U.S. mapThe National Advisory Committee
on Rural Health and Human Services

U.S. Department of Health and Human Services

September, 2002

The Honorable Tommy G. Thompson
Secretary
U.S. Department of Health and Human Services
200 Independence Avenue, SW
Hubert H. Humphrey Building
Washington, DC 20201

Dear Secretary Thompson,

The National Advisory Committee on Rural Health met in Pray, Montana September 8-10th 2002, and I wanted to share with you some of the findings from that meeting. The Committee continued work on its yearly report, which will focus on rural health quality as well as a White Paper that looks at allied health workforce needs.

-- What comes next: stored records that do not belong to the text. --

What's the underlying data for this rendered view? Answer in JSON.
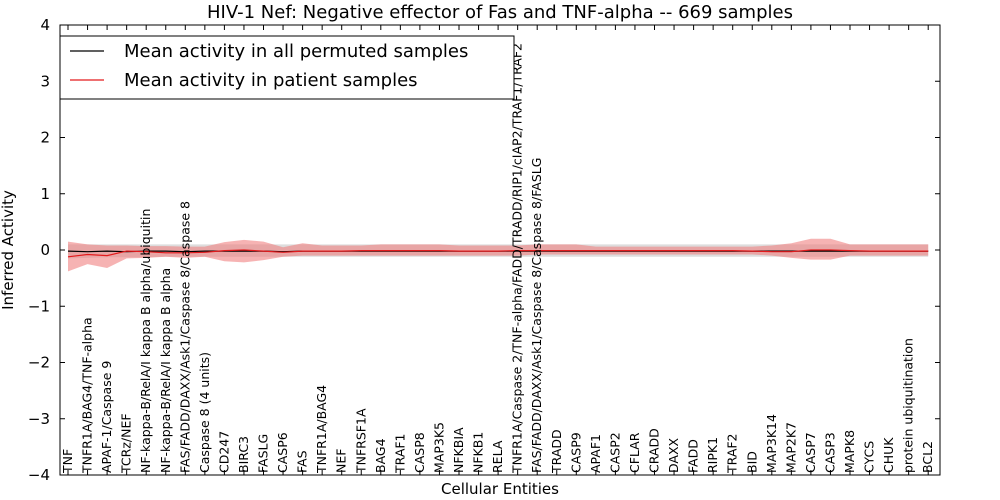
{
  "chart_data": {
    "type": "line",
    "title": "HIV-1 Nef: Negative effector of Fas and TNF-alpha -- 669 samples",
    "xlabel": "Cellular Entities",
    "ylabel": "Inferred Activity",
    "ylim": [
      -4,
      4
    ],
    "yticks": [
      -4,
      -3,
      -2,
      -1,
      0,
      1,
      2,
      3,
      4
    ],
    "ytick_labels": [
      "−4",
      "−3",
      "−2",
      "−1",
      "0",
      "1",
      "2",
      "3",
      "4"
    ],
    "grid": false,
    "legend_position": "top-left",
    "categories": [
      "TNF",
      "TNFR1A/BAG4/TNF-alpha",
      "APAF-1/Caspase 9",
      "TCRz/NEF",
      "NF-kappa-B/RelA/I kappa B alpha/ubiquitin",
      "NF-kappa-B/RelA/I kappa B alpha",
      "FAS/FADD/DAXX/Ask1/Caspase 8/Caspase 8",
      "Caspase 8 (4 units)",
      "CD247",
      "BIRC3",
      "FASLG",
      "CASP6",
      "FAS",
      "TNFR1A/BAG4",
      "NEF",
      "TNFRSF1A",
      "BAG4",
      "TRAF1",
      "CASP8",
      "MAP3K5",
      "NFKBIA",
      "NFKB1",
      "RELA",
      "TNFR1A/Caspase 2/TNF-alpha/FADD/TRADD/RIP1/cIAP2/TRAF1/TRAF2",
      "FAS/FADD/DAXX/Ask1/Caspase 8/Caspase 8/FASLG",
      "TRADD",
      "CASP9",
      "APAF1",
      "CASP2",
      "CFLAR",
      "CRADD",
      "DAXX",
      "FADD",
      "RIPK1",
      "TRAF2",
      "BID",
      "MAP3K14",
      "MAP2K7",
      "CASP7",
      "CASP3",
      "MAPK8",
      "CYCS",
      "CHUK",
      "protein ubiquitination",
      "BCL2"
    ],
    "series": [
      {
        "name": "Mean activity in all permuted samples",
        "color": "#000000",
        "values": [
          -0.02,
          -0.03,
          -0.02,
          -0.03,
          -0.02,
          -0.02,
          -0.03,
          -0.02,
          -0.02,
          -0.02,
          -0.02,
          -0.03,
          -0.02,
          -0.02,
          -0.02,
          -0.02,
          -0.02,
          -0.02,
          -0.02,
          -0.02,
          -0.02,
          -0.02,
          -0.02,
          -0.02,
          -0.02,
          -0.02,
          -0.02,
          -0.02,
          -0.02,
          -0.02,
          -0.02,
          -0.02,
          -0.02,
          -0.02,
          -0.02,
          -0.02,
          -0.02,
          -0.02,
          -0.02,
          -0.02,
          -0.02,
          -0.02,
          -0.02,
          -0.02,
          -0.02
        ],
        "band_low": [
          -0.15,
          -0.14,
          -0.13,
          -0.13,
          -0.13,
          -0.12,
          -0.12,
          -0.12,
          -0.12,
          -0.12,
          -0.12,
          -0.12,
          -0.12,
          -0.12,
          -0.12,
          -0.12,
          -0.12,
          -0.12,
          -0.12,
          -0.12,
          -0.12,
          -0.12,
          -0.12,
          -0.12,
          -0.12,
          -0.12,
          -0.12,
          -0.12,
          -0.12,
          -0.12,
          -0.12,
          -0.12,
          -0.12,
          -0.12,
          -0.12,
          -0.12,
          -0.12,
          -0.12,
          -0.12,
          -0.12,
          -0.12,
          -0.12,
          -0.12,
          -0.12,
          -0.12
        ],
        "band_high": [
          0.1,
          0.1,
          0.1,
          0.1,
          0.1,
          0.1,
          0.1,
          0.1,
          0.1,
          0.1,
          0.1,
          0.1,
          0.1,
          0.1,
          0.1,
          0.1,
          0.1,
          0.1,
          0.1,
          0.1,
          0.1,
          0.1,
          0.1,
          0.1,
          0.1,
          0.1,
          0.1,
          0.1,
          0.1,
          0.1,
          0.1,
          0.1,
          0.1,
          0.1,
          0.1,
          0.1,
          0.1,
          0.1,
          0.1,
          0.1,
          0.1,
          0.1,
          0.1,
          0.1,
          0.1
        ]
      },
      {
        "name": "Mean activity in patient samples",
        "color": "#e31a1c",
        "band_color": "#f08080",
        "values": [
          -0.12,
          -0.08,
          -0.1,
          -0.02,
          -0.03,
          -0.05,
          -0.05,
          -0.04,
          -0.01,
          0.0,
          -0.02,
          -0.04,
          -0.02,
          -0.02,
          -0.02,
          -0.01,
          -0.01,
          -0.01,
          -0.01,
          -0.01,
          -0.02,
          -0.02,
          -0.02,
          -0.01,
          -0.01,
          -0.01,
          -0.01,
          -0.01,
          -0.01,
          -0.01,
          -0.01,
          -0.01,
          -0.01,
          -0.01,
          -0.01,
          -0.02,
          -0.03,
          -0.03,
          0.0,
          0.0,
          -0.01,
          -0.02,
          -0.02,
          -0.02,
          -0.02
        ],
        "band_low": [
          -0.38,
          -0.25,
          -0.32,
          -0.15,
          -0.14,
          -0.12,
          -0.14,
          -0.12,
          -0.2,
          -0.22,
          -0.18,
          -0.12,
          -0.1,
          -0.1,
          -0.1,
          -0.1,
          -0.1,
          -0.1,
          -0.1,
          -0.1,
          -0.1,
          -0.1,
          -0.1,
          -0.1,
          -0.08,
          -0.08,
          -0.08,
          -0.08,
          -0.08,
          -0.08,
          -0.08,
          -0.08,
          -0.08,
          -0.08,
          -0.08,
          -0.08,
          -0.1,
          -0.14,
          -0.17,
          -0.17,
          -0.1,
          -0.1,
          -0.1,
          -0.1,
          -0.1
        ],
        "band_high": [
          0.15,
          0.1,
          0.08,
          0.08,
          0.07,
          0.07,
          0.06,
          0.06,
          0.14,
          0.18,
          0.15,
          0.05,
          0.12,
          0.08,
          0.08,
          0.08,
          0.1,
          0.1,
          0.1,
          0.1,
          0.08,
          0.08,
          0.08,
          0.08,
          0.1,
          0.1,
          0.1,
          0.06,
          0.06,
          0.06,
          0.06,
          0.06,
          0.06,
          0.06,
          0.06,
          0.06,
          0.08,
          0.12,
          0.2,
          0.2,
          0.1,
          0.1,
          0.1,
          0.1,
          0.1
        ]
      }
    ]
  }
}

The trip to Montana helped the Committee gather information for each of its projects. As you well know, the issue of health quality and reduction of medical errors has garnered a great deal of attention in the past few years. Montana has developed a statewide Quality Improvement Network (QIN) that is working with critical access hospitals to educate providers, develop objective quality measures and to pool performance data. In addition, the QIN has taken the logical step of also collaborating with the Medicare Quality Improvement Organization on a variety of projects. This is a truly innovative model for working on quality issues in a rural context that we believe could be a model for other states. Over the course of the meeting, the Committee also toured hospitals in Livingston and Big Timber and met with administrators and staff to discuss a range of quality issues facing these facilities.

It is our hope that the Committee report will help identify important rural issues for you to consider as the Department moves forward in its efforts to improve the quality of care in the nation's health care system.

We also learned that the hospital in Livingston has developed a teleradiology practice that has allowed it to increase access to these needed services and also to provide radiology services to several of the other small rural hospitals in the area. This has greatly added to the diagnostic abilities of these hospitals and greatly enhanced their quality of care.

In addition to the work on quality, the Committee also used the Montana meeting to learn a great deal about the workforce issues facing rural communities. The Committee heard testimony from a former Montana State legislator who chaired the Montana Governor's Task Force on the Health Care Workforce. This presentation was extremely valuable as it reinforced what the Committee has been hearing about the challenges faced by rural areas across the country as they struggle to train, recruit and retain needed health care workers.

The Committee will continue work on its ongoing projects at its next meeting in Washington, D.C. March 2-4th, 2003 meeting in Washington, D.C. I hope you can join us for that meeting.